Welcome to Sustainability by numbers, a blog and newsletter about using data to understand how we build a sustainable world.
MacKay's book was a life changing experience for me and I had no idea some other people also felt like that. It was the most remarkable experience of my 2008 travel to the UK. It is so sad he died so young.
Hannah, I'm highly inspired by the work that you do at Our World in Data. I used to work in the public sector and it was a little shocking to see how poorly research findings are communicated and it was also disheartening to see how little many of the available resources were used to get a bigger, more objective picture of what is going on in the world. I am currently trying to build up my data analysis skills so that I may be able to put them to use.
I wonder if I can trouble you for some advice; I am currently trying to learn and research at the same time but I feel that my approach (even after much research on the internet) is a bit disorganized. Would the correct order to go about this be ---> increase knowledge of statistics -----> learn a programming language -------> do loads of projects to build up skills? I am mainly interested in applying my skills to analyze remote sensing data.
Thrilled to see you here at Substack. Hannah, I’d love to organize a Sustain What conversation with you soon. Long overdue.
Hannah - how about a response to this thought provoking critique of 'neo land sparing'? https://adamcalo.substack.com/p/land-sparers-feel-their-oats
Much has changed since MacKay’s book was written.
The fact that these plans include clean coal and nuclear are false solutions, especially for today’s generation that will be dealing with the best sustainable ways to live.
I would like to see the comparisons to Mark Z Jacobsen sustainable energy papers.
There are problems with NGOs and contributors in MacKay’s synopsis that are paid or imbedded with fossil fuel. When considering the creditably of the media and people in the media, they must stop giving air time to these supposedly sustainable solutions that are false solutions.
We, Common Ground Rising and 14 others EJ and NGOs of frontline communities in NM, live with the waste streams of fossil fuel and nuclear. The sacrifice zones are unacceptable here and throughout the entire systems and infrastructure.
The other energy source, a common killer, is PM2.5 PM 10 from wood burning which macKays plan endorses.
Wood burning for heating is embedded in cultural use. There is also wildfire, dust and sand, emissions, air pollution, etc.
We are interested in the communications around changes in behavior and steeped data on public health.
While we are evolving as the data presents itself, my hope is that we can communicate the pathways on which people can build a lifestyle based on targeted emissions drawdown.
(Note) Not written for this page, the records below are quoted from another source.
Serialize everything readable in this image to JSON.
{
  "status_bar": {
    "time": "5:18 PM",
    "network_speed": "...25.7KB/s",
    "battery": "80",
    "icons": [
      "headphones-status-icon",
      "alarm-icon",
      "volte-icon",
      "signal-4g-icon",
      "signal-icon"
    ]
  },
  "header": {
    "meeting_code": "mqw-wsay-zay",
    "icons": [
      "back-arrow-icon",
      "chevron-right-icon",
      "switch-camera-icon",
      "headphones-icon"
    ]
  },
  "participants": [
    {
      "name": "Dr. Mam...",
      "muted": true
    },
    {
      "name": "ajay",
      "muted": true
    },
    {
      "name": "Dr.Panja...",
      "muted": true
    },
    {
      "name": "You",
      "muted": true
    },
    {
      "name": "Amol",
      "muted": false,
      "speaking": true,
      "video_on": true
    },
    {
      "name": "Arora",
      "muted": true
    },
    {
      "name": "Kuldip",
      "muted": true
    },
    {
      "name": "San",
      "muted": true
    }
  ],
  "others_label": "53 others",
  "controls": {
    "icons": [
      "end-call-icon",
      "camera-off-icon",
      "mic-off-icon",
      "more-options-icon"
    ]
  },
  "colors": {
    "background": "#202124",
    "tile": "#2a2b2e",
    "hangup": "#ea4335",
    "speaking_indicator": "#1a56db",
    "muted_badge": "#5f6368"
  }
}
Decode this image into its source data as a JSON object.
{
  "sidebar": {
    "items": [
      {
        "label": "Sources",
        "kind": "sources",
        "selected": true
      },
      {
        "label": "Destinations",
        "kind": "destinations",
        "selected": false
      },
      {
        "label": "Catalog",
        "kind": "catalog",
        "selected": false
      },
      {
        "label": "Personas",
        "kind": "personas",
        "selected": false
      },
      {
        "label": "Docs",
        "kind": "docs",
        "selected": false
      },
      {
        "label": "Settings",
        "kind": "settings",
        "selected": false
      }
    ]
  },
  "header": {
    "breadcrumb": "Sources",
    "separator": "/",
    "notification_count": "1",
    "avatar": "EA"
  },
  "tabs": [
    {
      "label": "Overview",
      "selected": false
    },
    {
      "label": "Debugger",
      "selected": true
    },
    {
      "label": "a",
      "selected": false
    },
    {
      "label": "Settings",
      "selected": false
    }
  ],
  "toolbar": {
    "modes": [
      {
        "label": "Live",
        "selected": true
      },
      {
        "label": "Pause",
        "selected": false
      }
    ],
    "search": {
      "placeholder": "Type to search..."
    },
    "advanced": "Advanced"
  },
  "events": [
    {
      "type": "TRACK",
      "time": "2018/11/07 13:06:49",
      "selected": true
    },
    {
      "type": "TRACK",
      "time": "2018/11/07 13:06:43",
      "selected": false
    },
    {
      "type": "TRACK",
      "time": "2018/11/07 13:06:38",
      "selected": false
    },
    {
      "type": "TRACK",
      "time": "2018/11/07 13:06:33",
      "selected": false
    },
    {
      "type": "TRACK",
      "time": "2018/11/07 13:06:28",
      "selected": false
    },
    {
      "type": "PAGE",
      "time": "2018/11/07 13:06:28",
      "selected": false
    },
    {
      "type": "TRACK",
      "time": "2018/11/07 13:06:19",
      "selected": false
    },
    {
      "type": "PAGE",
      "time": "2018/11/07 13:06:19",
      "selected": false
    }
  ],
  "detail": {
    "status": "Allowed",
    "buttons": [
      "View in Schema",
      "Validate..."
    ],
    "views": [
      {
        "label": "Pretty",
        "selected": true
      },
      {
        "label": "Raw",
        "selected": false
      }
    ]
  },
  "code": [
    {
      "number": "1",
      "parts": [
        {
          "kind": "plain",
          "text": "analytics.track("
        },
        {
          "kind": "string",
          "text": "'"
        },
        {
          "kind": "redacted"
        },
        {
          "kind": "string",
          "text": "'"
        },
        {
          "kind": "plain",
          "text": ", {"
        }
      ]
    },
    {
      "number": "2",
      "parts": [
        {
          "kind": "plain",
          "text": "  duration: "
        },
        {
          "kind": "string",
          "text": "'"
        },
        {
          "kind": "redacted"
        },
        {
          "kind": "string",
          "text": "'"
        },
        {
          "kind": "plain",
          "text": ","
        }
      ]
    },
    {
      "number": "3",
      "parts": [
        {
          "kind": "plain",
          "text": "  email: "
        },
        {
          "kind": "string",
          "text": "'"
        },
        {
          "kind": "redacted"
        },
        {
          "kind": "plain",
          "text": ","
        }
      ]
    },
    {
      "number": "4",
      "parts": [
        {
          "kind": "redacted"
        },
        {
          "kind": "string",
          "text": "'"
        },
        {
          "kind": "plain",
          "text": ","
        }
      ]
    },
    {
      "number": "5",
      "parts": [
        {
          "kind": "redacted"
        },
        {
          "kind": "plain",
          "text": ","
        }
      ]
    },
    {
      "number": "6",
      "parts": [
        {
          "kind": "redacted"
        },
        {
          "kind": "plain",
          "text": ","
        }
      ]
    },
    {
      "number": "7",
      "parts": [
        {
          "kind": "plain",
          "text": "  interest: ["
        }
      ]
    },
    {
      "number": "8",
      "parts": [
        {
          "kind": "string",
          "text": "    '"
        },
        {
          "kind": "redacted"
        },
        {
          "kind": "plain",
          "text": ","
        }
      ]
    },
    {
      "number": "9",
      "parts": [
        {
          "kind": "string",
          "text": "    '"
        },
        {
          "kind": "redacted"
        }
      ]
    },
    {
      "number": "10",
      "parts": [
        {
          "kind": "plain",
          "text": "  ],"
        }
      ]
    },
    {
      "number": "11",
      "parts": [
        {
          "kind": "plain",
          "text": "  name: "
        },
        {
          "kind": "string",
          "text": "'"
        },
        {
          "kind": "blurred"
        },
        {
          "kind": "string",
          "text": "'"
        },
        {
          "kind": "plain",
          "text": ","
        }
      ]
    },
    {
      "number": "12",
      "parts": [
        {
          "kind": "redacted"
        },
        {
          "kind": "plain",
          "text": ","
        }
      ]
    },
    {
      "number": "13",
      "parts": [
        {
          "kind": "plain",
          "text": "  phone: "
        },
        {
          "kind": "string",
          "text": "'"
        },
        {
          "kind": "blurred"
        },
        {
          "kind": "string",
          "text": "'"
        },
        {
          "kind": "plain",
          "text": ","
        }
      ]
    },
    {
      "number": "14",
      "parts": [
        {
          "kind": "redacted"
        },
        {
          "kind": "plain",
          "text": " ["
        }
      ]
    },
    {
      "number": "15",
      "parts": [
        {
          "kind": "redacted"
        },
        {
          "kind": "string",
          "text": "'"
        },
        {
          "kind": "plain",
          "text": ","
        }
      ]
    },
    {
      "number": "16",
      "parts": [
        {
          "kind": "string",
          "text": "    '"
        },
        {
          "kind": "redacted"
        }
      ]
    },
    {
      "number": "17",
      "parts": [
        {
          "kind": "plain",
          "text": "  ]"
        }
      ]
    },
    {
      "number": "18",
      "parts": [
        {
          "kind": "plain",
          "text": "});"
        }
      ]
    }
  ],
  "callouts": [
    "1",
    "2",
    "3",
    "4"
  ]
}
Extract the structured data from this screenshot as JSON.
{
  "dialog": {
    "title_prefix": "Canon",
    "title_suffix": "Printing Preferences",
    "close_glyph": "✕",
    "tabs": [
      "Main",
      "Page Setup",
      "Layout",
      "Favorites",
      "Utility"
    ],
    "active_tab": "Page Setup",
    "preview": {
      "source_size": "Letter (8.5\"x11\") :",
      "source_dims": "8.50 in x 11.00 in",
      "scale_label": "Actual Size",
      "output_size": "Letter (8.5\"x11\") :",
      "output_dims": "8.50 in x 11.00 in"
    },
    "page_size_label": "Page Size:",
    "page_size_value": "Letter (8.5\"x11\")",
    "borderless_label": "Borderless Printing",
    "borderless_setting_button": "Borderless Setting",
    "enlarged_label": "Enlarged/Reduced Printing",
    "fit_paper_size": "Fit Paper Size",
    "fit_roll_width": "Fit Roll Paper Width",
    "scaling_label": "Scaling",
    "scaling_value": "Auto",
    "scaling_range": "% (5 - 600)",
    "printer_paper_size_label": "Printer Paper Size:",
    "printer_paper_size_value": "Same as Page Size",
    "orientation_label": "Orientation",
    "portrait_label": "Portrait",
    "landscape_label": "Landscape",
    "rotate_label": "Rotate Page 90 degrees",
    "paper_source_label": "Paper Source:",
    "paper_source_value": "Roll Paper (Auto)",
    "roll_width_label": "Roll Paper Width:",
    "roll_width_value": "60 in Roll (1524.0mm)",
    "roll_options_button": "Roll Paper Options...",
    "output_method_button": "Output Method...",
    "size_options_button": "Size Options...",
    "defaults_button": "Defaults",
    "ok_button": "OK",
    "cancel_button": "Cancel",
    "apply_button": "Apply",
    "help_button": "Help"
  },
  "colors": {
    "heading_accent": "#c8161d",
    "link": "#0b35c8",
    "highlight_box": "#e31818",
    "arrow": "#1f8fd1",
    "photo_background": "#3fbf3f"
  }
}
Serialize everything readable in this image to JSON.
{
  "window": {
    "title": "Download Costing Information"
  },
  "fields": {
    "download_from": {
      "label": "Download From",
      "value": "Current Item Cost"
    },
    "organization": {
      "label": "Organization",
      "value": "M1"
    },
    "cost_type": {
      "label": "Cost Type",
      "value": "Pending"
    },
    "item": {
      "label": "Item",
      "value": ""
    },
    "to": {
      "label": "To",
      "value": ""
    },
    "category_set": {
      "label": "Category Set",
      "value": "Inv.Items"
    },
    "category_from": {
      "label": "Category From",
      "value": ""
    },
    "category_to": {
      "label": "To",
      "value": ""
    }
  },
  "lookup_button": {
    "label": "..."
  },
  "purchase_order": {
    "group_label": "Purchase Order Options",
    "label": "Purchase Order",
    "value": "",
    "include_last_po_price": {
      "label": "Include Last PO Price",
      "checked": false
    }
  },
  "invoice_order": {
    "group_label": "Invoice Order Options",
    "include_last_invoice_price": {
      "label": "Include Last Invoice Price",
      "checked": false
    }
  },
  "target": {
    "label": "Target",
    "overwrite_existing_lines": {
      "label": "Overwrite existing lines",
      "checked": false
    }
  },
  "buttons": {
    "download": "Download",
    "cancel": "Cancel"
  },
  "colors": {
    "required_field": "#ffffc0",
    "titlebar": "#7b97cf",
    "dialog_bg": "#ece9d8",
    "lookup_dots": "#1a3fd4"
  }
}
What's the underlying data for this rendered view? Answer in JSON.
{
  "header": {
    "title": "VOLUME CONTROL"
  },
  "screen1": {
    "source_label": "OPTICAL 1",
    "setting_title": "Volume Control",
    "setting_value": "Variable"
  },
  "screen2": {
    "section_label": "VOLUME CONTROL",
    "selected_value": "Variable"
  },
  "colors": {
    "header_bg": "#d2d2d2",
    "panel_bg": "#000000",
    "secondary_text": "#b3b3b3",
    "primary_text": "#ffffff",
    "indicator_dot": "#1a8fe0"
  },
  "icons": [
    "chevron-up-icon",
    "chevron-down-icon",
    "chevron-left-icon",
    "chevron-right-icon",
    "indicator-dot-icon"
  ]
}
One comment on COP27, damage and loss,
Without emissions drawdown plan linked to the health of humans and healthy environments there is no progress on the drivers to climate crisis.
I cannot normalize the data that shows premature deaths, public health pain and suffering from air pollution. We cannot continue to normalize climate crisis impacts.
The “hot air” is the false solutions that distract from what needs to be implemented quickly.
You write, " Sustainability spans a range of environmental impacts: from climate and energy, to food, deforestation the oceans, and resource consumption."
Yes, sustainability has to be looked at holistically. Perhaps I could suggest adding another item to your list above, nuclear weapons. While nuclear weapons are typically not considered part of either the climate or energy topics, this conceptual division seems misguided. If nuclear weapons are not managed successfully, then all our dreams of a prosperous sustainable future can vanish in literally just minutes. Any factor which can defeat our efforts in just minutes seem relevant to sustainability.
I'm less clear on how data analysis can make a contribution to a focus on this element of sustainability. Perhaps you'll have some thoughts on that? Can data analysis shed a useful light on the culture of denial which lies at the heart of the nuclear weapons threat?
On my substack I shared a display which shows the impact of a nuclear detonation on each of America's 50 largest cities. That was an attempt to make cold hard facts a little more real and impactful. Graphs are still pretty abstract though, so I'm unsure of the impact they will have.
Anyway, this is just my one little vote. If nuclear weapons aren't in the mix somehow, we're not really talking about sustainability.
Hello Hannah, my name is Perry Lindstrom. In December of 2021, I retired from the U.S. Energy Information Administration where I had been the lead subject matter expert for energy-related carbon dioxide for the last 20 years or so. I'm very interested in the topic as social media is full of grandiose statements as to what a certain technology can do--or doom and gloom that we can accomplish anything at all. I call these climate-clickbait. I look forward to interacting with you and the folks here. Cheers, Perry
There have been so many times since his death when I have wanted to hear MacKay's incisive physics'n'arithmetic-based analysis of the sustainable energy issue du jour, which my school-level physics is woefully incapable of even beginning to tackle.
I'm sure he would have been heartened - and wish he could have known - that you would pick up and carry his torch of illuminating issues with arithmetic rather than rhetoric, and to do so in such an authoritative and accessible way as you do at Our World In Data.
It was good to re-read your blog piece about David again. I have collected it and many other tributes in a page about him on a website I've been tinkering with for a while when I've had time.